I'm currently reading Vector Calculus, Linear Algebra, and Differential Forms (Hubbard and Hubbard) and have reached the definition of convergence (Chapter 1.5, Page 76 in my edition). Most of it makes sense, but I am confused by one element of it. Below is the definition.
Definition 1.5.8 (Convergent sequence). A sequence of points in $\mathbb{R}^n$ converges to $\boldsymbol{a} \in \mathbb{R}^n$ if for all $\epsilon > 0$ there exists $M$ such that when $m > M$, then $|\boldsymbol{a}_m-\boldsymbol{a}| < \epsilon$. We then call $\boldsymbol{a}$ the limit of the sequence.
My confusion is why one needs $M$, since all it is used for is to find a number larger than it. What is the difference between the above and the statement without the $M$: [It converges] if for all $\epsilon > 0$ there exists $m$ such that $|a_m-a| < \epsilon$?

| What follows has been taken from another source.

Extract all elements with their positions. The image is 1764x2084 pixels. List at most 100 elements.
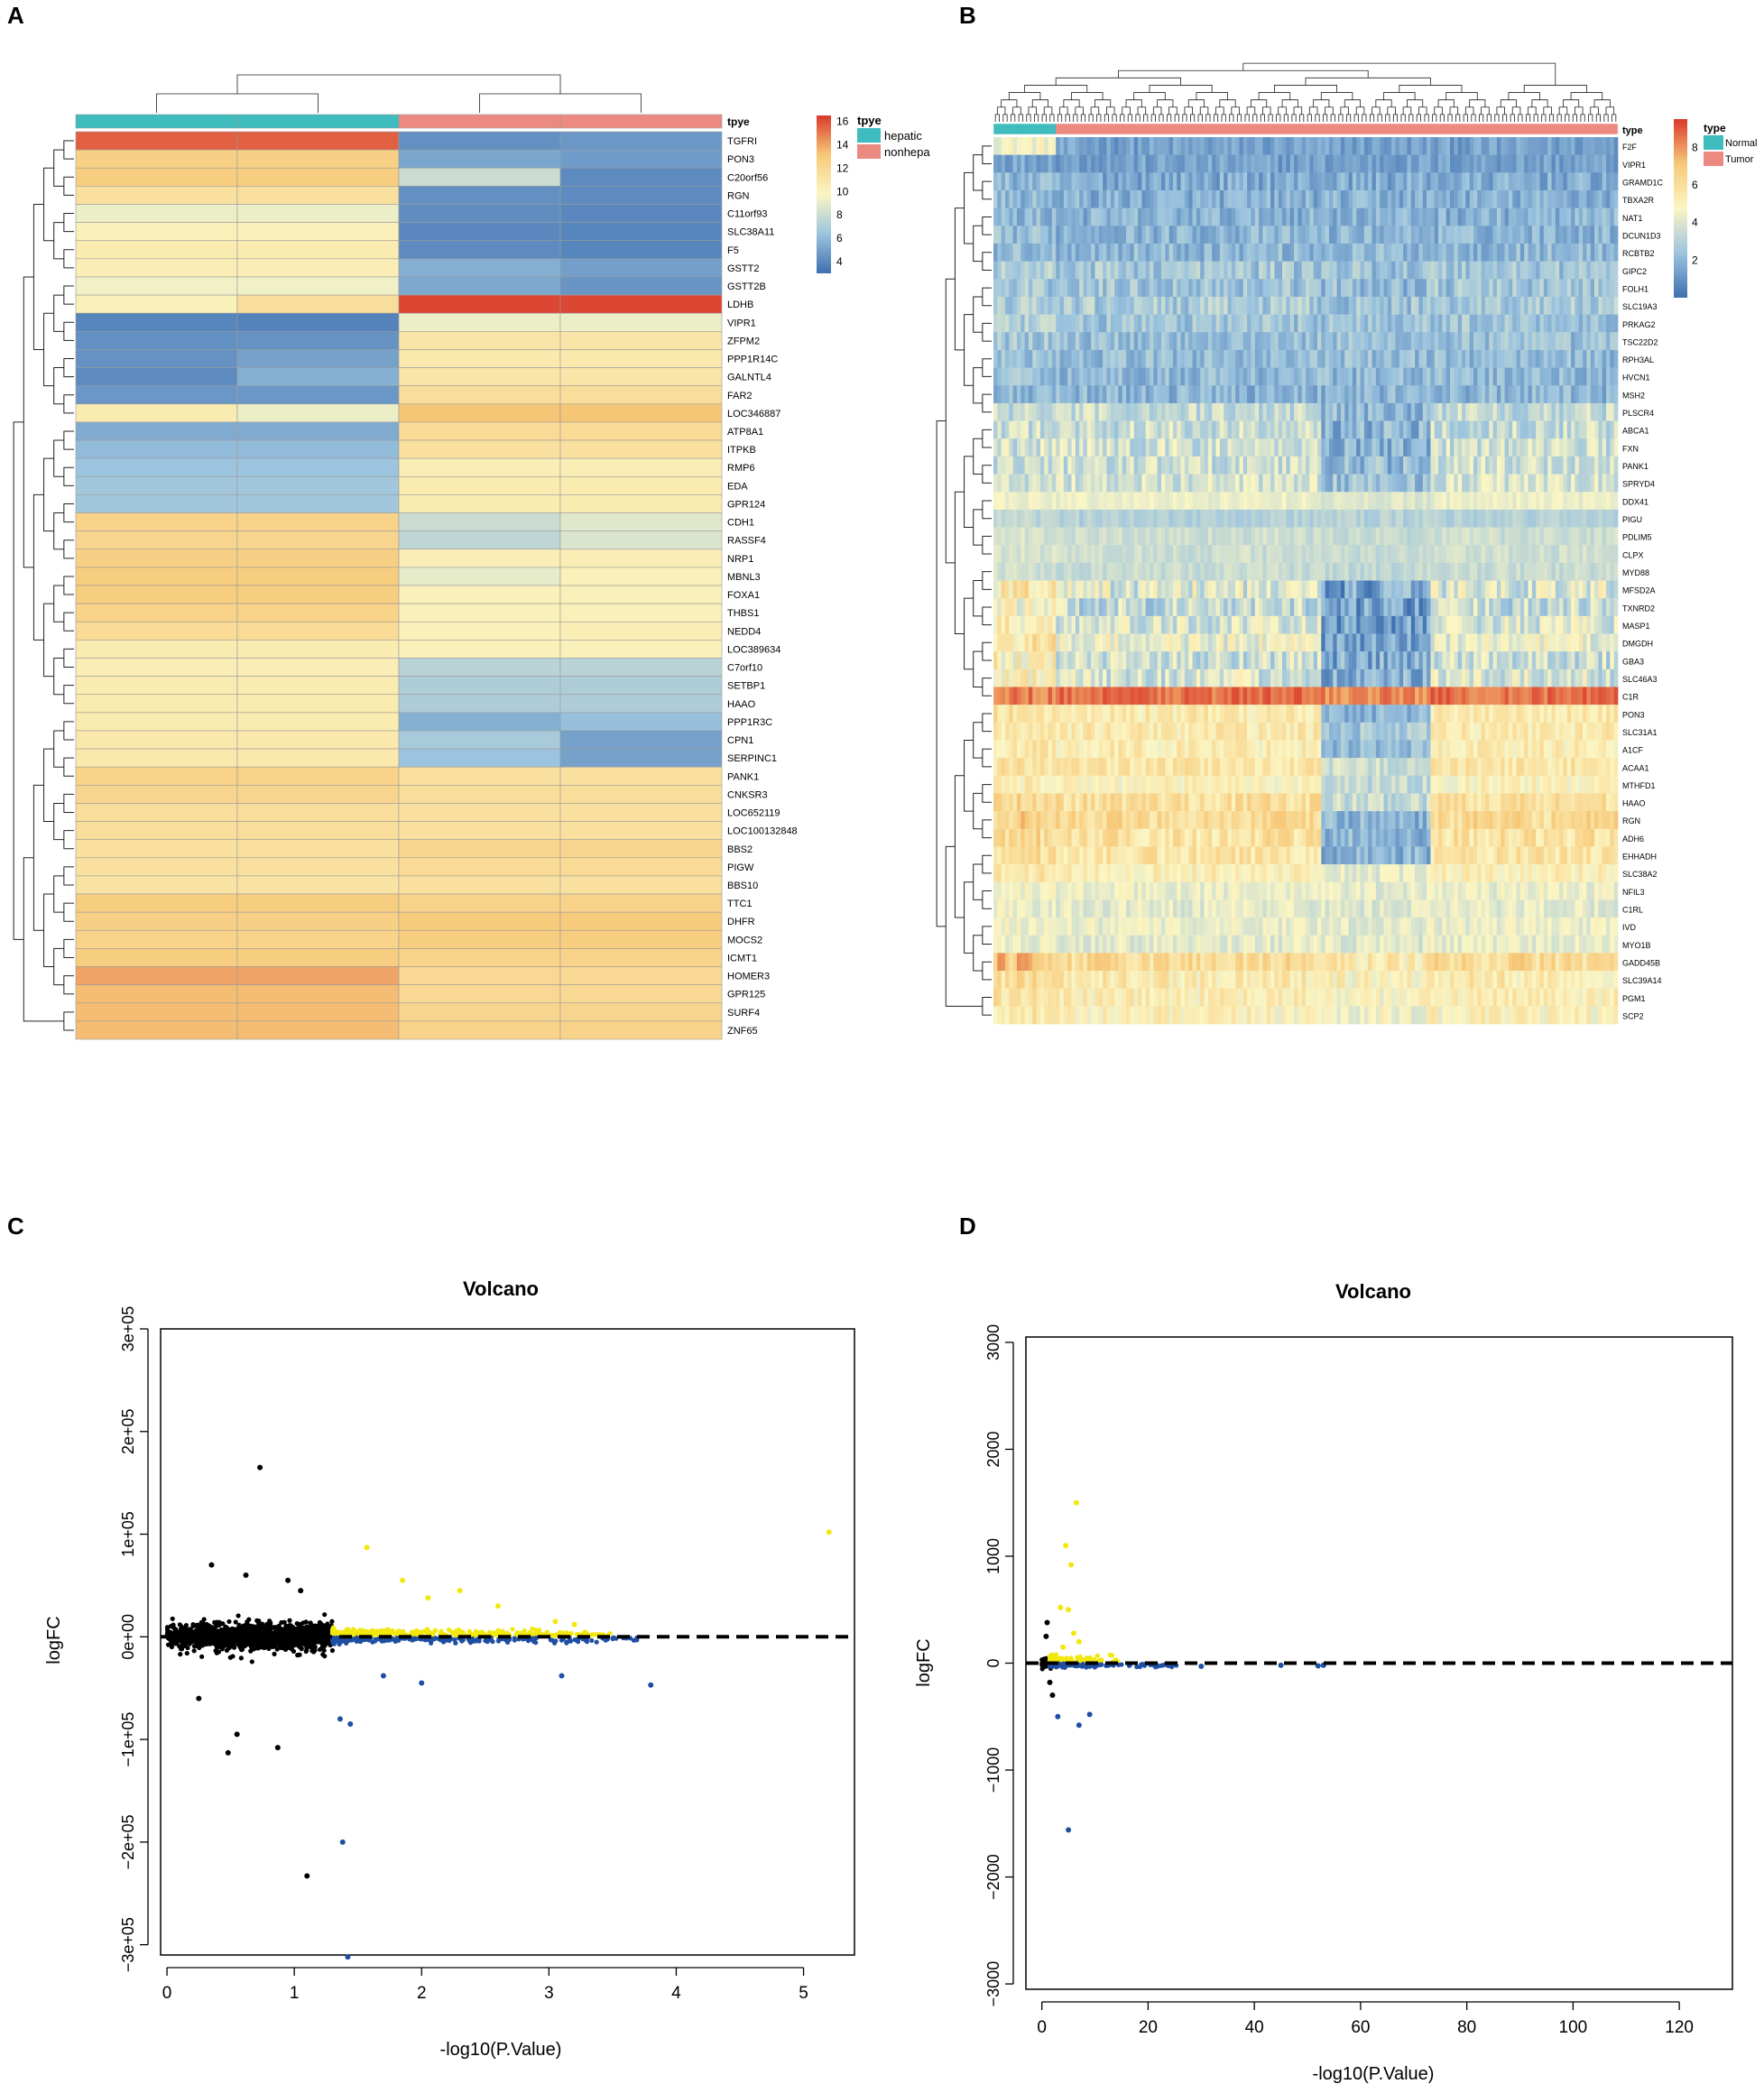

The problem with your phrasing is that you just require there to be a single value of $m$ for which the sequence is within $\epsilon$ of $a$. That's easily satisfied by sequences that don't approach the limit appropriately - for example, consider the sequence $a_m = m$.
I claim that $a = \lim_{m \rightarrow \infty} a_m = 3$. For any $\epsilon > 0$, take $m = 3$. Clearly $|a_3 - a| = |3 - 3| = 0 < \epsilon$, so we're all good.
The idea of having $M$ in there is that you need to be able to say that for a given $\epsilon$, then all the terms $a_M, a_{M+1}, \ldots$ are within $\epsilon$ of $a$ - essentially, you can always find an $M$ such that after you cut off the first $M - 1$ terms you've only got numbers in that neighbourhood.